Gennaio 2003: inizia, all'Ospedale Sant' Anna di Torino, la sperimentazione della pillola RU 486 dopo l'ok del Comitato bioetico piemontese. Infuriano, e infurieranno ancora di più quando avrà inizio la sperimentazione, le polemiche.
Ci limiteremo a dire in che cosa consiste la RU 486 mai dimenticando che l'aborto è quasi sempre una sconfitta legata alla mancata contraccezione


Cos'e: È un farmaco abortivo: ha il grande vantaggio di impedire l'ospedalizzazione della donna e il conseguente intervento chirurgico. Più indolore, quindi, e causa di minori traumi e, anche, di minori costi per il Servizio Sanitario. Eppure in Italia non è, e probabilmente non sarà mai, distribuito, ultimo paese europeo a non farlo insieme all'Irlanda. Eppure, persino in Tunisia è utilizzato senza problemi. la pillola RU 486 permette di interrompere chimicamente la gravidanza anziché chirurgicamente.
Il suo inventore, Emile-Etienne Beaulieu aveva chiamato questa tecnica contragestione
La pastiglia per abortire si basa sul mifepristone, un farmaco che contrasta l'azione dell'ormone della gravidanza, il progesterone. Si lega infatti ai recettori del progesterone, occupandoli tutti e impedendo all'ormone della gravidanza di sostenere la sopravvivenza dell'ovulo fecondato.Il farmaco si prende per bocca, agisce dopo che l'ovulo fecondato si è impiantato nell'utero ed è efficace fino a 49 giorni dall'ultima mestruazione - contro la scadenza di 90 giorni dell'aborto chirurgico.
Questo è quanto stabilito dal protocollo di sperimentazione dell'ospedale ginecologico Sant'Anna.
Il altri paesi europei, come l'Inghilterra e la Svezia, il tempo massimo sale a 63 giorni.

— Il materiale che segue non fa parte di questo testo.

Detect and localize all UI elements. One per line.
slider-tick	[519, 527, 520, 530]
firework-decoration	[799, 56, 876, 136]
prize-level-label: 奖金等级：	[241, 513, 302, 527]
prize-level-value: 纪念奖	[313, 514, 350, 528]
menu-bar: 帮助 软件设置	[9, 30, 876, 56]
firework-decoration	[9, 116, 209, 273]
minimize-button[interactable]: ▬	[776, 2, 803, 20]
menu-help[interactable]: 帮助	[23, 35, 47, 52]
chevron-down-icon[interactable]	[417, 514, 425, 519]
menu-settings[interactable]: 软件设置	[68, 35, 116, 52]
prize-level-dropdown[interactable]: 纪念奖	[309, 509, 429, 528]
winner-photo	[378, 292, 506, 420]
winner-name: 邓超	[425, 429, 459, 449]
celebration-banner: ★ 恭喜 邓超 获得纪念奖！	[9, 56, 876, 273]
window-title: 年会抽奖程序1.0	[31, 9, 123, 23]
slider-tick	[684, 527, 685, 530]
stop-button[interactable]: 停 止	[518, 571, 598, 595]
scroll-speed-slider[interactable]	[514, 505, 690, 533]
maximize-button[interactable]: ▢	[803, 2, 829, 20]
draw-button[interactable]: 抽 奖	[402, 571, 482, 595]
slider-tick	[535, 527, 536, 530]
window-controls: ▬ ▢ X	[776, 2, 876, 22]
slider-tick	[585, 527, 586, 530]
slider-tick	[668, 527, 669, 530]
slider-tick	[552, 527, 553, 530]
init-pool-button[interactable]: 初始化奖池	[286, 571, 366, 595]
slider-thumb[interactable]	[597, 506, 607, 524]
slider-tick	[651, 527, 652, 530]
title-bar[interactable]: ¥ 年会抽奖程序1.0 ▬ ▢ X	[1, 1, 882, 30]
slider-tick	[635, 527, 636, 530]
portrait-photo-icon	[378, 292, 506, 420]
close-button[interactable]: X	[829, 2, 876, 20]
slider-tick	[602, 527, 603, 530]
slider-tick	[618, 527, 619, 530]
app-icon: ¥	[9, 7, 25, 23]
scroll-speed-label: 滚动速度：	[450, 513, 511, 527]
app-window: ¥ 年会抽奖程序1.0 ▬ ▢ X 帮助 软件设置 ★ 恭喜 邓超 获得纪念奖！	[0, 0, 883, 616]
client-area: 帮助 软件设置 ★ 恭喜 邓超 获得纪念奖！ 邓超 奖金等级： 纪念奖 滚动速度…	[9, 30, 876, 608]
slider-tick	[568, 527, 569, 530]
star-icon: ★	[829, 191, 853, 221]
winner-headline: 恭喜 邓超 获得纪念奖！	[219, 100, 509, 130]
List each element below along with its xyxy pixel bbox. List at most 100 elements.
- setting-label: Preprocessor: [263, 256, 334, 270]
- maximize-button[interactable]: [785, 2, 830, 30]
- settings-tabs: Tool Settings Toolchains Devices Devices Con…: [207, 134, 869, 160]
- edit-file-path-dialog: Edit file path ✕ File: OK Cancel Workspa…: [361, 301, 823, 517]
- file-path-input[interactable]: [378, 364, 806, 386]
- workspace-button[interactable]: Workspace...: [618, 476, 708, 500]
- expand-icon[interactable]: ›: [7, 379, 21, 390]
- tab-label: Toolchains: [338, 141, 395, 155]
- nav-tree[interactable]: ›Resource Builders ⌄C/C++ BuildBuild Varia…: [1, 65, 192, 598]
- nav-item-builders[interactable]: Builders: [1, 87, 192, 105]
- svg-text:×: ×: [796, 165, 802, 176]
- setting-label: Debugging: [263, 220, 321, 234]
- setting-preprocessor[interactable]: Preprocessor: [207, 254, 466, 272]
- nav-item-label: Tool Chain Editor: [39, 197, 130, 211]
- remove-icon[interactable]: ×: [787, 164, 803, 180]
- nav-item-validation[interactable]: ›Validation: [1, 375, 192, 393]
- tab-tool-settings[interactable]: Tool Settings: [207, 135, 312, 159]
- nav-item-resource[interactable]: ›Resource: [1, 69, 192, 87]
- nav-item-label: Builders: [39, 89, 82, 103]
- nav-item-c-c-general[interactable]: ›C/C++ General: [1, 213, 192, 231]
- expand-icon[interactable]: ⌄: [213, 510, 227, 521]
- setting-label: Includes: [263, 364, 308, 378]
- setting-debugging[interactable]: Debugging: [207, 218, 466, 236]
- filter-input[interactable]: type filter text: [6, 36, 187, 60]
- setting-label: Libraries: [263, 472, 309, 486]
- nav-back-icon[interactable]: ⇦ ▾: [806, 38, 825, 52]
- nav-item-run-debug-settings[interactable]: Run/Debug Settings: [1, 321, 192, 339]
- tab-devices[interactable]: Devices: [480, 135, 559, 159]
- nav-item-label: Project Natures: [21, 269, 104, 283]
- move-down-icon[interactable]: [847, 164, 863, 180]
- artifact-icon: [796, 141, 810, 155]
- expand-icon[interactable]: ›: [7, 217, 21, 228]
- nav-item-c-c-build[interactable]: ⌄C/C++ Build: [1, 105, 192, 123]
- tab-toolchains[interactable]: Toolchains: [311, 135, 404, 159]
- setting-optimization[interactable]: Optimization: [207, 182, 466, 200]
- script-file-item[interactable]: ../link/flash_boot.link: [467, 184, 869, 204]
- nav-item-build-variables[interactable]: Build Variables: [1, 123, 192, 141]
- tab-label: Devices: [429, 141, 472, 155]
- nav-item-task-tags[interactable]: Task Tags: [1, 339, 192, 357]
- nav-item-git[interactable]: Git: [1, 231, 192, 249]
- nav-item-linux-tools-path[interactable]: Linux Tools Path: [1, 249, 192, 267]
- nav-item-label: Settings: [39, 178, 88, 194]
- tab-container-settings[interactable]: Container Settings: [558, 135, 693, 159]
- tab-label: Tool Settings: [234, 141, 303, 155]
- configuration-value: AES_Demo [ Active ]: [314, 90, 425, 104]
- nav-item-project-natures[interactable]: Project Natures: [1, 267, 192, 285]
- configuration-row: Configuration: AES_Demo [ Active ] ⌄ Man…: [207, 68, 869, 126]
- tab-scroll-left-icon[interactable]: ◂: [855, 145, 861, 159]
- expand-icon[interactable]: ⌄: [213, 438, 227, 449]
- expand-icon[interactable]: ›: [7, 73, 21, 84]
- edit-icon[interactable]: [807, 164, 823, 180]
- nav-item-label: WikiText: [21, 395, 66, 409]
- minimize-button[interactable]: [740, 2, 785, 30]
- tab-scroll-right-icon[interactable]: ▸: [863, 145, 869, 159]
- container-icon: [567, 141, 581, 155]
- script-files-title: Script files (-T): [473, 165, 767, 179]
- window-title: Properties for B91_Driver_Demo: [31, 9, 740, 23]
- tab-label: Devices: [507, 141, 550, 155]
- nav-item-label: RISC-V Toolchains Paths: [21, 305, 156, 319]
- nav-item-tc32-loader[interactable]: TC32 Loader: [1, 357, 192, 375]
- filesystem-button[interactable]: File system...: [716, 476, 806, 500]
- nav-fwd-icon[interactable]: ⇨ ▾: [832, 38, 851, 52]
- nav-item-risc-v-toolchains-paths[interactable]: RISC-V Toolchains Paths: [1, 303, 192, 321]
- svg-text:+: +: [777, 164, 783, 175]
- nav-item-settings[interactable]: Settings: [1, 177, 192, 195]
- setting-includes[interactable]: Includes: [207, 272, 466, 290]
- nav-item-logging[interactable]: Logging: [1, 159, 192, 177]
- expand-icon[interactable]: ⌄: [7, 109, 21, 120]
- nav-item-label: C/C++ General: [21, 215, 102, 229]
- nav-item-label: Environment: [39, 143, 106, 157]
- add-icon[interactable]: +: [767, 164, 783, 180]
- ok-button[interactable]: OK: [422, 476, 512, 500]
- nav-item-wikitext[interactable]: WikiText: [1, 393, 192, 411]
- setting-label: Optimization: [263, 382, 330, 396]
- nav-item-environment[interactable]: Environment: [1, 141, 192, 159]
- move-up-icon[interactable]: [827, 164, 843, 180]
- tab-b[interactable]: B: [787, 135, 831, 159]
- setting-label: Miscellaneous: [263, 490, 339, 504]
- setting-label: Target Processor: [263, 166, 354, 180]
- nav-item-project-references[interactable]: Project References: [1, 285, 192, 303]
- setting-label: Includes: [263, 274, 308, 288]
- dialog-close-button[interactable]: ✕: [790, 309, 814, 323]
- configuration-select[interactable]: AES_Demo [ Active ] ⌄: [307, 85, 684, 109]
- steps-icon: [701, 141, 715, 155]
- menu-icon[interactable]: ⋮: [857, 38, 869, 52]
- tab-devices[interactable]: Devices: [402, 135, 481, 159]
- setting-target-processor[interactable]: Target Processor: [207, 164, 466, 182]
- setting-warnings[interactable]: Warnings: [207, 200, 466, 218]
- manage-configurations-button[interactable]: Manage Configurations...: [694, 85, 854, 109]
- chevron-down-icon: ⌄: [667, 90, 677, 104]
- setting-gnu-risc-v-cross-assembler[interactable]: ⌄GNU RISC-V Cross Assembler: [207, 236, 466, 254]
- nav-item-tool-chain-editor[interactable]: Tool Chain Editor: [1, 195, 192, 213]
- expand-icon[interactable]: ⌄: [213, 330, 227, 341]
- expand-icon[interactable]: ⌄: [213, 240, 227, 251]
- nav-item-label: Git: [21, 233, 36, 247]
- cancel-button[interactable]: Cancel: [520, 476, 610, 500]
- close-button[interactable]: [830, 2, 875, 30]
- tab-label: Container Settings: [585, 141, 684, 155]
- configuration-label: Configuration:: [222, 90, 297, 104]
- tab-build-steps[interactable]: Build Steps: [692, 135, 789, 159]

la sperimentazione: Si prende per tre giorni, sotto controllo medico, nel 2-3% dei casi non funziona e c'è bisogno della chirurgia.
Questo tipo di interruzione di gravidanza offre un'opportunità alla donna per evitare la lunga attesa dell'operazione chirurgica.
Il metodo rispetta peraltro in pieno le disposizioni della legge 194 sull'aborto e può essere utilizzato non solo per le interruzioni volontarie di gravidanza, ma anche per il cosidetto 'svuotamento dell'utero' nei casi di aborto procurato.

chi la usa: il primo paese a scegliere la pillola è stata la Francia oltre 10 anni fa. In Francia si trova in farmacia, in Inghilterra nei consultori. Legale in Germania, Austria, Spagna, Usa.

chi non la usa : Portogallo e Irlanda sono gli altri 2 paesi dell'Unione Europea dove non è ammessa.

i risultati migliori: si ottengono intorno alla nona, decima settimana, cioè ai due mesi e mezzo di gravidanza.

che cosa provoca : un aborto che nella maggior parte dei casi non richiede ulteriori interventi e tecnicamente somiglia a mestruazioni più dolorose.